Fatherly Love for Women Weavers

 2026.3.5.

Chairman Kim Jong Il said:

"The great leader Comrade Kim Il Sung is the supreme revolutionary genius, the sun of the nation and the benevolent father of our people, who has built a socialist paradise on this land and brought the people the happiness and glory we see today, by leading the arduous Korean revolution along the path of trials to victory without the slightest vacillation."

The revolutionary leadership of the President Kim Il Sung who embodied the love for the people on the noblest level records a story about his fatherly love for the Korean women to make them a reliable builder of the Korean revolution, turning one of the wheels of the revolution.

On August 24, 1969, he visited the Suphung Branch Factory of the Kusong Textile Mill, looked round various places of the mill and met some women weavers.

Looking at the excited weavers tenderly, he asked them carefully when they started working at the factory, how much they were paid in a month, what their husbands did, how many people there were in the family, and where they lived. Then he asked one weaver what side dishes she ate at home.
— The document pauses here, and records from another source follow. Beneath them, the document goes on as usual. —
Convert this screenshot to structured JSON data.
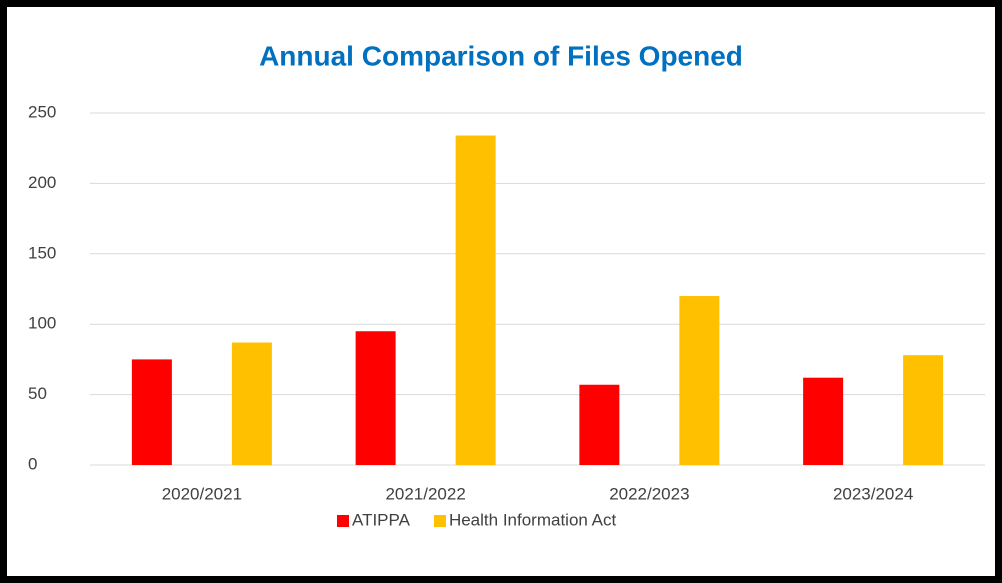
{
  "chart_data": {
    "type": "bar",
    "title": "Annual Comparison of Files Opened",
    "categories": [
      "2020/2021",
      "2021/2022",
      "2022/2023",
      "2023/2024"
    ],
    "series": [
      {
        "name": "ATIPPA",
        "color": "#ff0000",
        "values": [
          75,
          95,
          57,
          62
        ]
      },
      {
        "name": "Health Information Act",
        "color": "#ffc000",
        "values": [
          87,
          234,
          120,
          78
        ]
      }
    ],
    "ylim": [
      0,
      250
    ],
    "yticks": [
      0,
      50,
      100,
      150,
      200,
      250
    ],
    "grid": true,
    "legend": "bottom"
  }
}
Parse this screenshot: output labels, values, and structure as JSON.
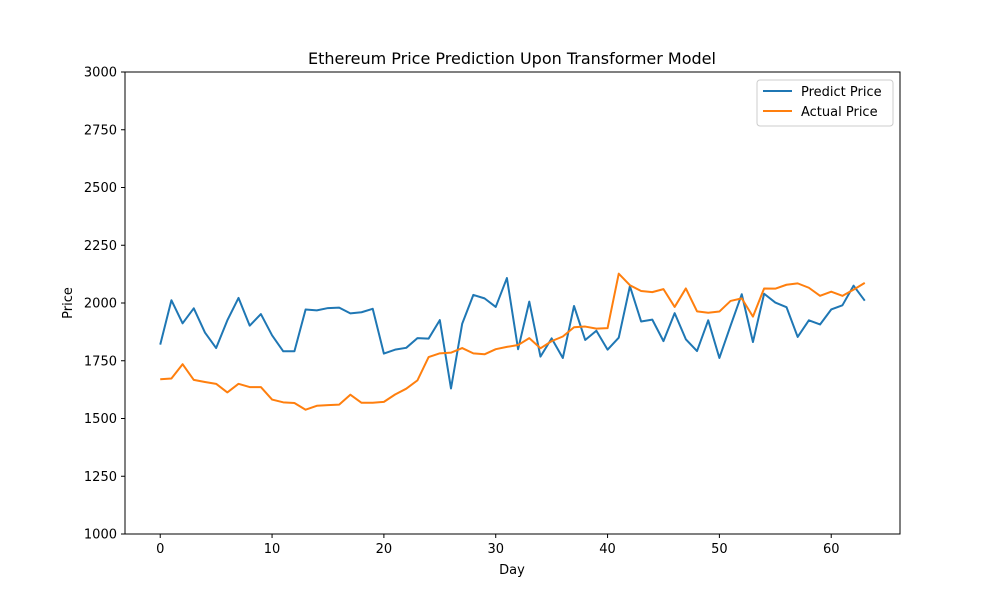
{
  "chart_data": {
    "type": "line",
    "title": "Ethereum Price Prediction Upon Transformer Model",
    "xlabel": "Day",
    "ylabel": "Price",
    "xlim": [
      -3.15,
      66.15
    ],
    "ylim": [
      1000,
      3000
    ],
    "xticks": [
      0,
      10,
      20,
      30,
      40,
      50,
      60
    ],
    "yticks": [
      1000,
      1250,
      1500,
      1750,
      2000,
      2250,
      2500,
      2750,
      3000
    ],
    "grid": false,
    "legend_position": "top-right",
    "x": [
      0,
      1,
      2,
      3,
      4,
      5,
      6,
      7,
      8,
      9,
      10,
      11,
      12,
      13,
      14,
      15,
      16,
      17,
      18,
      19,
      20,
      21,
      22,
      23,
      24,
      25,
      26,
      27,
      28,
      29,
      30,
      31,
      32,
      33,
      34,
      35,
      36,
      37,
      38,
      39,
      40,
      41,
      42,
      43,
      44,
      45,
      46,
      47,
      48,
      49,
      50,
      51,
      52,
      53,
      54,
      55,
      56,
      57,
      58,
      59,
      60,
      61,
      62,
      63
    ],
    "series": [
      {
        "name": "Predict Price",
        "color": "#1f77b4",
        "values": [
          1820,
          2012,
          1912,
          1977,
          1872,
          1805,
          1925,
          2022,
          1902,
          1952,
          1860,
          1791,
          1791,
          1972,
          1968,
          1978,
          1980,
          1955,
          1960,
          1975,
          1781,
          1798,
          1806,
          1848,
          1846,
          1926,
          1630,
          1910,
          2035,
          2020,
          1983,
          2108,
          1800,
          2006,
          1768,
          1847,
          1762,
          1987,
          1840,
          1880,
          1798,
          1850,
          2073,
          1920,
          1928,
          1835,
          1956,
          1843,
          1792,
          1925,
          1762,
          1902,
          2038,
          1831,
          2040,
          2002,
          1982,
          1853,
          1925,
          1907,
          1972,
          1990,
          2075,
          2010
        ]
      },
      {
        "name": "Actual Price",
        "color": "#ff7f0e",
        "values": [
          1670,
          1673,
          1735,
          1667,
          1658,
          1650,
          1613,
          1650,
          1636,
          1636,
          1582,
          1570,
          1567,
          1538,
          1555,
          1558,
          1560,
          1603,
          1568,
          1568,
          1572,
          1604,
          1629,
          1665,
          1766,
          1782,
          1785,
          1805,
          1782,
          1778,
          1800,
          1810,
          1818,
          1848,
          1804,
          1835,
          1855,
          1895,
          1898,
          1889,
          1891,
          2127,
          2077,
          2052,
          2047,
          2060,
          1983,
          2063,
          1964,
          1958,
          1963,
          2009,
          2020,
          1941,
          2063,
          2062,
          2079,
          2085,
          2066,
          2031,
          2049,
          2031,
          2058,
          2087
        ]
      }
    ]
  }
}
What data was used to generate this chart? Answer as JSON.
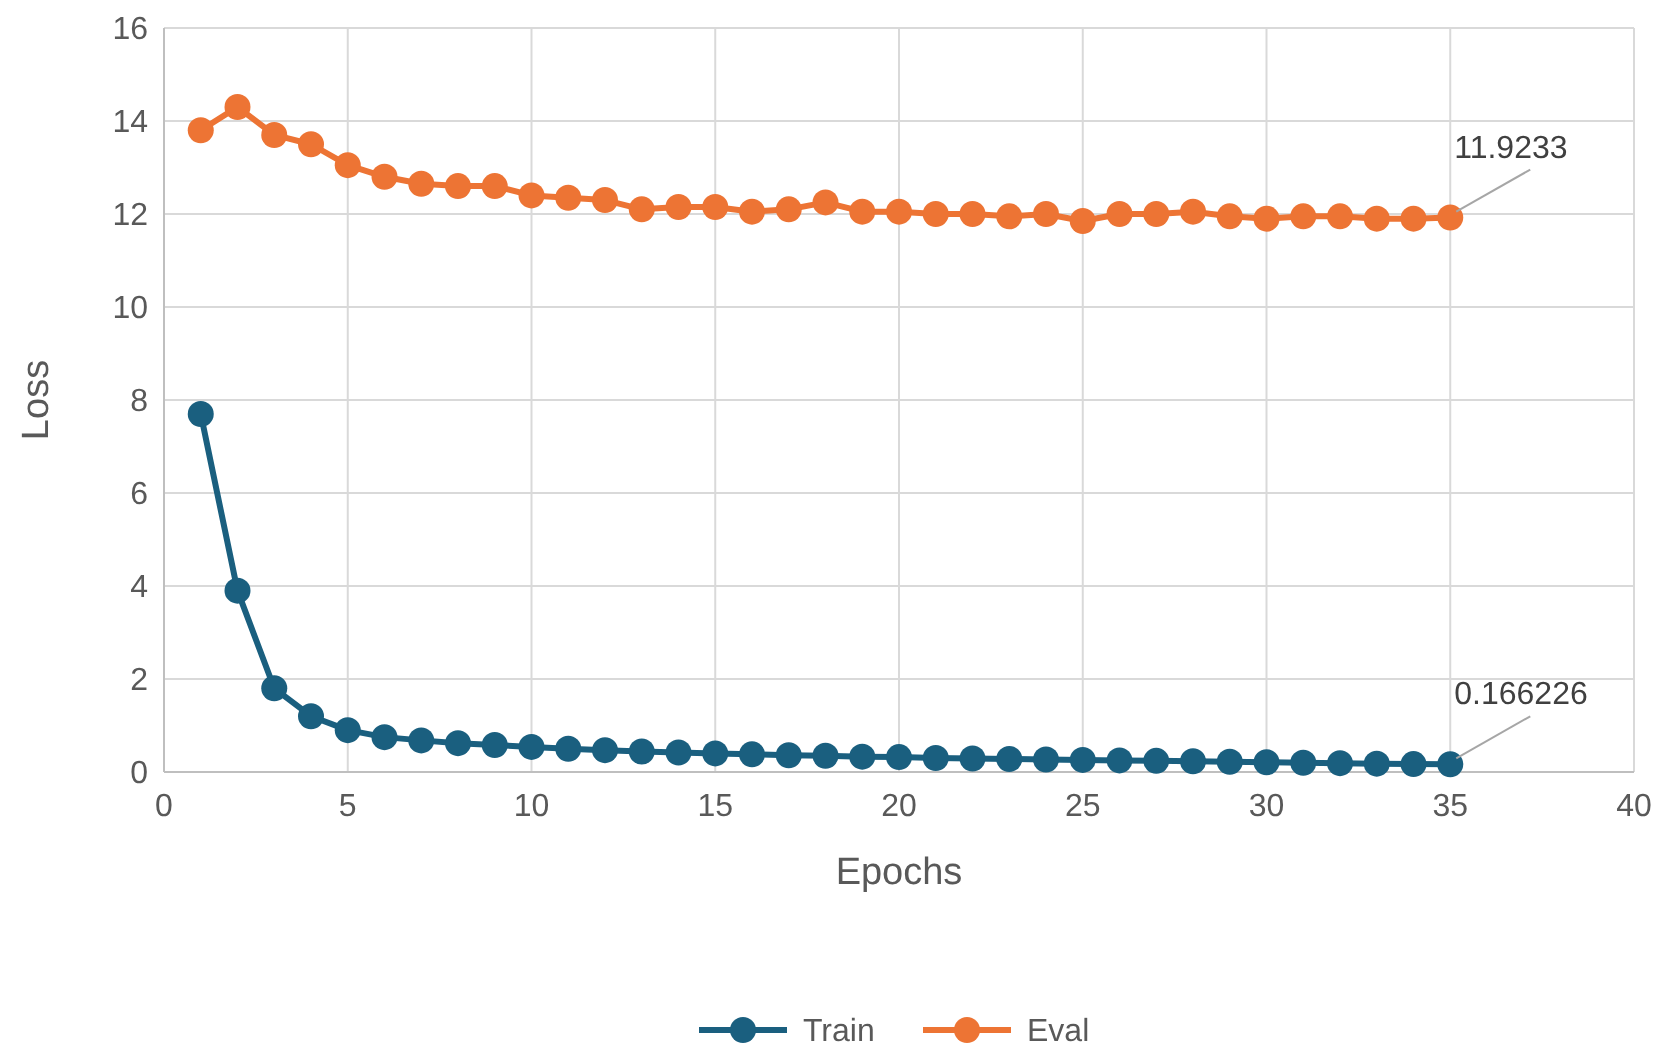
{
  "chart_data": {
    "type": "line",
    "xlabel": "Epochs",
    "ylabel": "Loss",
    "x": [
      1,
      2,
      3,
      4,
      5,
      6,
      7,
      8,
      9,
      10,
      11,
      12,
      13,
      14,
      15,
      16,
      17,
      18,
      19,
      20,
      21,
      22,
      23,
      24,
      25,
      26,
      27,
      28,
      29,
      30,
      31,
      32,
      33,
      34,
      35
    ],
    "xlim": [
      0,
      40
    ],
    "xticks": [
      0,
      5,
      10,
      15,
      20,
      25,
      30,
      35,
      40
    ],
    "ylim": [
      0,
      16
    ],
    "yticks": [
      0,
      2,
      4,
      6,
      8,
      10,
      12,
      14,
      16
    ],
    "grid": true,
    "legend": "bottom",
    "marker": "circle",
    "line_style": "solid",
    "series": [
      {
        "name": "Train",
        "color": "#1a5f7f",
        "values": [
          7.7,
          3.9,
          1.8,
          1.2,
          0.9,
          0.75,
          0.68,
          0.62,
          0.58,
          0.54,
          0.5,
          0.47,
          0.44,
          0.42,
          0.4,
          0.38,
          0.36,
          0.35,
          0.33,
          0.32,
          0.3,
          0.29,
          0.28,
          0.27,
          0.26,
          0.25,
          0.24,
          0.23,
          0.22,
          0.21,
          0.2,
          0.19,
          0.18,
          0.17,
          0.166226
        ],
        "value_labels": [
          null,
          null,
          null,
          null,
          null,
          null,
          null,
          null,
          null,
          null,
          null,
          null,
          null,
          null,
          null,
          null,
          null,
          null,
          null,
          null,
          null,
          null,
          null,
          null,
          null,
          null,
          null,
          null,
          null,
          null,
          null,
          null,
          null,
          null,
          "0.166226"
        ]
      },
      {
        "name": "Eval",
        "color": "#ed7434",
        "values": [
          13.8,
          14.3,
          13.7,
          13.5,
          13.05,
          12.8,
          12.65,
          12.6,
          12.6,
          12.4,
          12.35,
          12.3,
          12.1,
          12.15,
          12.15,
          12.05,
          12.1,
          12.25,
          12.05,
          12.05,
          12.0,
          12.0,
          11.95,
          12.0,
          11.85,
          12.0,
          12.0,
          12.05,
          11.95,
          11.9,
          11.95,
          11.95,
          11.9,
          11.9,
          11.9233
        ],
        "value_labels": [
          null,
          null,
          null,
          null,
          null,
          null,
          null,
          null,
          null,
          null,
          null,
          null,
          null,
          null,
          null,
          null,
          null,
          null,
          null,
          null,
          null,
          null,
          null,
          null,
          null,
          null,
          null,
          null,
          null,
          null,
          null,
          null,
          null,
          null,
          "11.9233"
        ]
      }
    ]
  }
}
When he was told that she cooked various dishes and soup from vegetables, he asked if she ate eggs.

For a moment, not only she but also other weavers couldn't answer the question of the President.
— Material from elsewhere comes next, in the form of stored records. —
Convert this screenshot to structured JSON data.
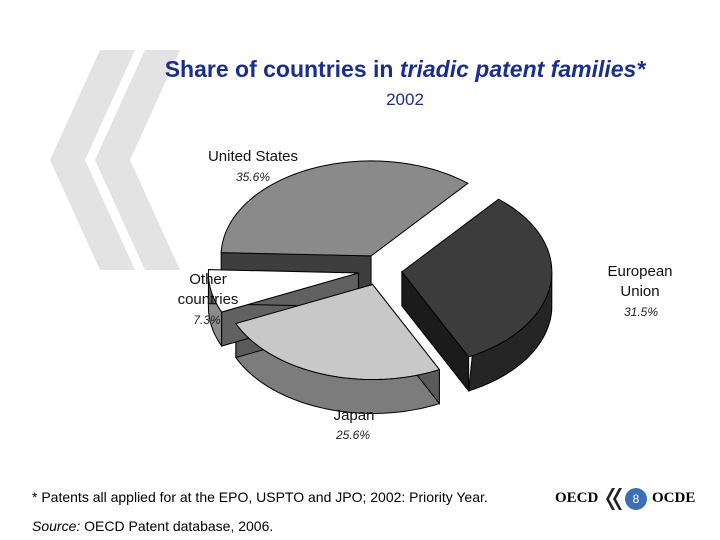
{
  "header": {
    "title_main": "Share of countries in ",
    "title_italic": "triadic patent families*",
    "subtitle": "2002"
  },
  "chart_data": {
    "type": "pie",
    "title": "Share of countries in triadic patent families*",
    "subtitle": "2002",
    "three_d": true,
    "exploded": true,
    "categories": [
      "United States",
      "European Union",
      "Japan",
      "Other countries"
    ],
    "values": [
      35.6,
      31.5,
      25.6,
      7.3
    ],
    "value_labels": [
      "35.6%",
      "31.5%",
      "25.6%",
      "7.3%"
    ],
    "colors": [
      "#8a8a8a",
      "#3c3c3c",
      "#c8c8c8",
      "#ffffff"
    ]
  },
  "labels": {
    "us_name": "United States",
    "us_pct": "35.6%",
    "eu_name_1": "European",
    "eu_name_2": "Union",
    "eu_pct": "31.5%",
    "jp_name": "Japan",
    "jp_pct": "25.6%",
    "other_name_1": "Other",
    "other_name_2": "countries",
    "other_pct": "7.3%"
  },
  "footer": {
    "footnote": "* Patents all applied for at the EPO, USPTO and JPO; 2002: Priority Year.",
    "source_label": "Source:",
    "source_text": "  OECD Patent database, 2006.",
    "logo_left": "OECD",
    "logo_right": "OCDE",
    "page_number": "8"
  }
}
Most families were not yet well-off enough to buy eggs and meat frequently, and, moreover, they were too busy doing their work to grow vegetables or raise domestic animals.

Having noticed about this, he said that eggs and meat hadn't yet been being produced enough and asked a county official about the construction of the chicken plant in Sakju County in detail.

He continued that it is important to produce enough eggs for workers and it is necessary to build the chicken plant as soon as possible.

Before the President left the factory that day, he told officials to ensure that the factory should install the dust-cleaning device as soon as possible so as not to cause any harm to the health of the female workers. And he kindly shook hands with the weavers and earnestly hoped that all of them would boost production on a higher level.

That day, after he visited the factory, he convened a consultative meeting of the executive committee members of the North Phyongan Provincial Party Committee and chief secretaries of city and county Party committees. In the meeting, he said although many factories had been built in Sakju and other areas in North Phyongan Province, the supply of meat and eggs is not good enough for the workers. He continued that since Sakju county had a great amount of timber resources, we should make good use of wood to build chicken plants as soon as possible and supply enough eggs to the workers.

Indeed, the love and care of the President for the ordinary women weavers of the factory on an ordinary day were the fatherly love that even their own parents who had brought up them could not give.